All this is good, of course, but editing is not yet visible. It doesn’t matter, we call the context menu for any element, which shows what can be done with this element.
And you can do the following:
- save the element to a file either as a whole (Extract as is), or only data, without headers (Extract body)
- rebuild the element (Rebuild), in this case, when you save the changed image for it (and all its parent elements), sizes, checksums will be recalculated, alignment will be fixed, i.e. image structure will be aligned with the UEFI PI specification
- insert an element from the file, either before the selected one (Insert before), or after (Insert after), or inside it (Insert into, in this case, nothing can be inserted into the PE32 section)
- replace an element with another element from the file, either in its entirety (Replace as is), or only its body (Replace body)
The last action is most useful because allows you to modify any part of the UEFI, without affecting the structure of the entire image.
Usage example
As an example, consider a modification useful for MacOS X users on a PC: bypassing the setting of the LOCK bit (0x0F) in the register MSR_PMG_CST_CONFIG_CONTROL (0xE2). This bit is set by the PowerManagement DXE driver so that the OS cannot control the CPU multiplier by writing to this register. For Windows and Linux, this is not a big problem, but MacOS X cannot stand such impudence from UEFI. You can, of course, patch the AICPM.kext driver (in 10.8) or the kernel (in 10.9), but it is better to patch the DXE driver and not be afraid that the next automatic update will break the download. This patch is needed only for systems based on Intel SandyBridge, IvyBridge and Haswell processors and their * -E options and is done like this:
- Open your dump in UEFITool, clear Messages by pressing Ctrl + Backspace, so as not to interfere
- Open the search, select Hex-pattern, Body only, look for the line "75080FBAE80F"
- We double-click on the message that the line is found, save the body of the specified element to a file
- We fix in the Hex editor "75080FBAE80F" to "EB080FBAE80F" (JE becomes JMP), save the changes
- We replace the contents of the selected element with the changed one, the old element will be marked for removal (Remove), the new one for replacement (Replace), all parent elements to the root will be rebuilt (Rebuild)

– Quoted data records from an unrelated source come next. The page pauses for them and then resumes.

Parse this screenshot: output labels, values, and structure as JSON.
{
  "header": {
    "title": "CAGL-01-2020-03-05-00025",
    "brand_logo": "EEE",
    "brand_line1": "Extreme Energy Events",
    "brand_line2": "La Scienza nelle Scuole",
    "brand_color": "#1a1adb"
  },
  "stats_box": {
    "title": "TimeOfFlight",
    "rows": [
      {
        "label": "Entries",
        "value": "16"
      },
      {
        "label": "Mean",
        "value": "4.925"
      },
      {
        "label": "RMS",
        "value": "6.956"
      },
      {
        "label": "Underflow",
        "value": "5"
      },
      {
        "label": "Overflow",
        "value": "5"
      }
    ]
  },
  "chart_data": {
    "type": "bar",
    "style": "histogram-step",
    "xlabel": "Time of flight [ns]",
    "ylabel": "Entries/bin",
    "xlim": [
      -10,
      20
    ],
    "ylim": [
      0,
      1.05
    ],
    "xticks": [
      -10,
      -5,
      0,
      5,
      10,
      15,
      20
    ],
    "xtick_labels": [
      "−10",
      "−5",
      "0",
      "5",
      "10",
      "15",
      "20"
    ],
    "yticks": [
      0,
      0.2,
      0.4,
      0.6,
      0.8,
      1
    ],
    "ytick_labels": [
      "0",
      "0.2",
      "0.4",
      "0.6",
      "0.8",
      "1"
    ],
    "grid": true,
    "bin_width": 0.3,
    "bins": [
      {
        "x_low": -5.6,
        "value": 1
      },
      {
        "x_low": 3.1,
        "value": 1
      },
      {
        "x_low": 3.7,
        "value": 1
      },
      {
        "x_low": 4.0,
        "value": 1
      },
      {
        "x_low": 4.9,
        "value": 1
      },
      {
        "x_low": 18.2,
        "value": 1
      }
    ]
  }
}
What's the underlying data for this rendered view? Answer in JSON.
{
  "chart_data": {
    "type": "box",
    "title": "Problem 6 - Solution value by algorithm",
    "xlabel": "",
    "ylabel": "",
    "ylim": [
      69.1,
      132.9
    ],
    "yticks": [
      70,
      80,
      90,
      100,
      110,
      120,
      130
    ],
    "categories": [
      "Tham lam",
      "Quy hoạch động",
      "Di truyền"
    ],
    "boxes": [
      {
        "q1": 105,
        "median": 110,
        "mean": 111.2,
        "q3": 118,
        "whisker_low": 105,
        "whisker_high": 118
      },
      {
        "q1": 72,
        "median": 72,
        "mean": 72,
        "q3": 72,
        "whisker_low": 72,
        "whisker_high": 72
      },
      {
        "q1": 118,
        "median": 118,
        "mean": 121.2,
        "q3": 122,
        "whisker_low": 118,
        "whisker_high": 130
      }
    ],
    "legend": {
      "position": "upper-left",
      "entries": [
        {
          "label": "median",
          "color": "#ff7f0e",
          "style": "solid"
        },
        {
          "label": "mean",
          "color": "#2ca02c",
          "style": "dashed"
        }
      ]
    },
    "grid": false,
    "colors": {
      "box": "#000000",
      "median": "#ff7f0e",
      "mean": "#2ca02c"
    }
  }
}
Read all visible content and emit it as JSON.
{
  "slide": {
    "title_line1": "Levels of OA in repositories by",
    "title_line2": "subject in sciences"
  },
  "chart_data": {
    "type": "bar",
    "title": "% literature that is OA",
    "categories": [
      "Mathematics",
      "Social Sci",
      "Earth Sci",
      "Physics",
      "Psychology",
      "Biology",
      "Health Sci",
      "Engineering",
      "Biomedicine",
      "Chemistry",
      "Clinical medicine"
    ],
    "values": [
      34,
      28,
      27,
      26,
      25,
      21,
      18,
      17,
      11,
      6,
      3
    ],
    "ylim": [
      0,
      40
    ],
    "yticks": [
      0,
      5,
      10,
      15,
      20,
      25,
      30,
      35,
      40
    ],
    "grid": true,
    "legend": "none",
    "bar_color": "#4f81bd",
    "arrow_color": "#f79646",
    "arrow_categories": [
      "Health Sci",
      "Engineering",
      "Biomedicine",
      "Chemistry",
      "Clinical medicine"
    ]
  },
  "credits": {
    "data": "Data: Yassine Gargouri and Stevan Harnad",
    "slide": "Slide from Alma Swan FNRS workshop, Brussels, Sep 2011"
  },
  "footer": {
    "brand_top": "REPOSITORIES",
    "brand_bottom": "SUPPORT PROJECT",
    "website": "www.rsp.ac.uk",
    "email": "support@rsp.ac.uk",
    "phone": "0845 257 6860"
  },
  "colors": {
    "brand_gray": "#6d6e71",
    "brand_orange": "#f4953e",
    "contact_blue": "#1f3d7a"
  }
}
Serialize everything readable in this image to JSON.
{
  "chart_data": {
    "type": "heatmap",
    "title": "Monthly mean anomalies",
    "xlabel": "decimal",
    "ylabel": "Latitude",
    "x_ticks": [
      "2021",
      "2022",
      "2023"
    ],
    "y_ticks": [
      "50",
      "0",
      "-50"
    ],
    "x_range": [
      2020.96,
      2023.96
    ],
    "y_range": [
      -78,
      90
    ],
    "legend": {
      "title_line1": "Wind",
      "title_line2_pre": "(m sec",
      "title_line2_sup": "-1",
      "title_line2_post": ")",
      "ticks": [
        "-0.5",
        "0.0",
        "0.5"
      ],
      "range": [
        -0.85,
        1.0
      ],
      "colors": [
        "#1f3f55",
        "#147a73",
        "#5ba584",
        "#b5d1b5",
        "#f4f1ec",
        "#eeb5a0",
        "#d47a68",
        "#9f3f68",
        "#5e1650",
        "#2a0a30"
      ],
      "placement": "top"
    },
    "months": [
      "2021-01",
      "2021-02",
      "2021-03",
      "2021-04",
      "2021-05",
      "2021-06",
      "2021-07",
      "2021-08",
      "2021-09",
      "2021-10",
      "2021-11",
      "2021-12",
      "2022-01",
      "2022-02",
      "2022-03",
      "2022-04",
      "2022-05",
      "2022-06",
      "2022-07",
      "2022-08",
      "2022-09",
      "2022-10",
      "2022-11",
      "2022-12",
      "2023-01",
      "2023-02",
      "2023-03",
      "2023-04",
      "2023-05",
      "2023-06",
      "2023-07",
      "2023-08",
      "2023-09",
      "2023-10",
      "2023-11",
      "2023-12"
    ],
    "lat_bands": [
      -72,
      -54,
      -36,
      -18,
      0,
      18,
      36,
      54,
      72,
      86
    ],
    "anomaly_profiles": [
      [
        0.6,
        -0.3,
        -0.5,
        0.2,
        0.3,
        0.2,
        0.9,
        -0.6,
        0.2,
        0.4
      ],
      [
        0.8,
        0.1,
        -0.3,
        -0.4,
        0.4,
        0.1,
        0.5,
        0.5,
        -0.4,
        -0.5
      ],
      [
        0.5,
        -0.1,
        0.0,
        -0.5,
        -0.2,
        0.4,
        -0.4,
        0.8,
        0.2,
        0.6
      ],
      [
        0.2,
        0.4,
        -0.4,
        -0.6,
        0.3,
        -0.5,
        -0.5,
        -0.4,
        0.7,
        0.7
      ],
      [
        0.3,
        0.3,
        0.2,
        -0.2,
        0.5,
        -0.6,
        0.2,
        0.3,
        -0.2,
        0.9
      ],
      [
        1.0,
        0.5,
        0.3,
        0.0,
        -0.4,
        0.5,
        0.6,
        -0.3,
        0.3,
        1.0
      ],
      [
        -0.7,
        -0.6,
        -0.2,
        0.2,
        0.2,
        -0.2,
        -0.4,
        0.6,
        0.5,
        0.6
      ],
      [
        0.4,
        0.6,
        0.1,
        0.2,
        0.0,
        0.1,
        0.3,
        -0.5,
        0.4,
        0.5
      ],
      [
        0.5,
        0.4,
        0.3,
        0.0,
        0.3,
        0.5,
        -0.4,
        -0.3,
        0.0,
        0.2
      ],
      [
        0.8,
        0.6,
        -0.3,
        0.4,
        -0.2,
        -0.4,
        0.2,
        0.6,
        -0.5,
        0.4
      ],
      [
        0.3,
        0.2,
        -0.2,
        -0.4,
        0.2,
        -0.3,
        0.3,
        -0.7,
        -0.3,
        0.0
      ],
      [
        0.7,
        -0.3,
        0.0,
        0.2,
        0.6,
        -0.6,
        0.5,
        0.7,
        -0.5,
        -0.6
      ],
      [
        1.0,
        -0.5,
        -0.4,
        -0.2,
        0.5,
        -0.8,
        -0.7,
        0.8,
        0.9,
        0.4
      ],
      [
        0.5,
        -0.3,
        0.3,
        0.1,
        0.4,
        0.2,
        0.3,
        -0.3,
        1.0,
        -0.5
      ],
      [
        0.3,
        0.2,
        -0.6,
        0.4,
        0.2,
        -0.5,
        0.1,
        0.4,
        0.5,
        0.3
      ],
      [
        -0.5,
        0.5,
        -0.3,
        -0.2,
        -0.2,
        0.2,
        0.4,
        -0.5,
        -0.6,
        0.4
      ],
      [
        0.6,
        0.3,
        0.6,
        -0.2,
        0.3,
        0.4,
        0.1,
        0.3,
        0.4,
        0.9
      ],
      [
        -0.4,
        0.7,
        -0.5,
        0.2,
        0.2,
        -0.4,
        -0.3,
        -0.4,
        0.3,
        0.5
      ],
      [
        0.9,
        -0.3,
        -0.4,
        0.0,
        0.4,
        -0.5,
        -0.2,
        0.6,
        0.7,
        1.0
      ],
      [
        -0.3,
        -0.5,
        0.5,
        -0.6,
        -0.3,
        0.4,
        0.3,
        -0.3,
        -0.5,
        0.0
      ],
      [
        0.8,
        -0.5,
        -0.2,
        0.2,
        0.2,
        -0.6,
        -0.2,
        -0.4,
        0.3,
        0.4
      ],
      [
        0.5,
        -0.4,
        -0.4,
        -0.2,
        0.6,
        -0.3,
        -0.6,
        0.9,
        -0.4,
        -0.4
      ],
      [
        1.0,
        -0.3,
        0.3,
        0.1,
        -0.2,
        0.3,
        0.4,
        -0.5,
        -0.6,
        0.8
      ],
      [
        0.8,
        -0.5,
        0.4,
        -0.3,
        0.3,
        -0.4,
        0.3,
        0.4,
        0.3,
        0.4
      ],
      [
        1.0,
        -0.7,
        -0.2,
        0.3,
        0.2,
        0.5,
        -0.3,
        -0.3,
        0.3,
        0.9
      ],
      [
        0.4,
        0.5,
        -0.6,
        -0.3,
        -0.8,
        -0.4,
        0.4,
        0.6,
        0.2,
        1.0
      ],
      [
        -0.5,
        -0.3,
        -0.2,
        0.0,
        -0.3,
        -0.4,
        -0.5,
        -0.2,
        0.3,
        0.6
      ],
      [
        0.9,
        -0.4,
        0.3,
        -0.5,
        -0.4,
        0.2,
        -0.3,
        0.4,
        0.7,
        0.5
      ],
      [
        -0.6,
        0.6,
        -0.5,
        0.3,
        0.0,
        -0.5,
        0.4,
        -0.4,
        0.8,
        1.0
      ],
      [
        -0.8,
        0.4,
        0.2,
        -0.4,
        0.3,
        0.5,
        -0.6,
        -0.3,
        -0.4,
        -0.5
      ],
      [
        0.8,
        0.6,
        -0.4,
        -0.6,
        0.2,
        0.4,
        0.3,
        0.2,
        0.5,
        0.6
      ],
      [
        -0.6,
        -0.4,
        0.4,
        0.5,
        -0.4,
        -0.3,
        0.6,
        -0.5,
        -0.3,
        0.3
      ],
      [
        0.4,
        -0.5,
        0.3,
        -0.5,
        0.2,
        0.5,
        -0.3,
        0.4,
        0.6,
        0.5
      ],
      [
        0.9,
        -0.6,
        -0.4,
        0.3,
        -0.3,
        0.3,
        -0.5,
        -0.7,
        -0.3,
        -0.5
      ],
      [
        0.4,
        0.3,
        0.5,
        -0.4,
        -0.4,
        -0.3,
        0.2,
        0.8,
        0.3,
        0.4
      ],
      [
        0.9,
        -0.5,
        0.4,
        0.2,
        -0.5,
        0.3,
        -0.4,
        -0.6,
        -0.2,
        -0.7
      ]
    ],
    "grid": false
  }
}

- Save the changed image (Ctrl + S), if the save was successful, a request will be issued to open the just saved image, if not, an error message
We flash the resulting image with the same SPI programmer with which it was made, and we get the absence of a kernel panic when loading MacOS X.
Details, other modifications, conclusion
If you are interested in where the 75080FBAE80F magic pattern came from and what other patches you should pay attention to, read the second part of this article, which will be published a little later. In it, I will try to prepare more examples in the format “what kind of modification, why is it needed, how to make it, by whom and how was found”, without delving into each time exactly how to remove the element to be modified and how to insert it back.
I hope that the article did not seem too boring and boring. If you have questions and suggestions - I will be glad to listen and answer as far as possible. Bug reports will be glad even more. Thanks in advance and successful firmware.
PS Dear administration and UFO personally, make a UEFI hub for such posts, please.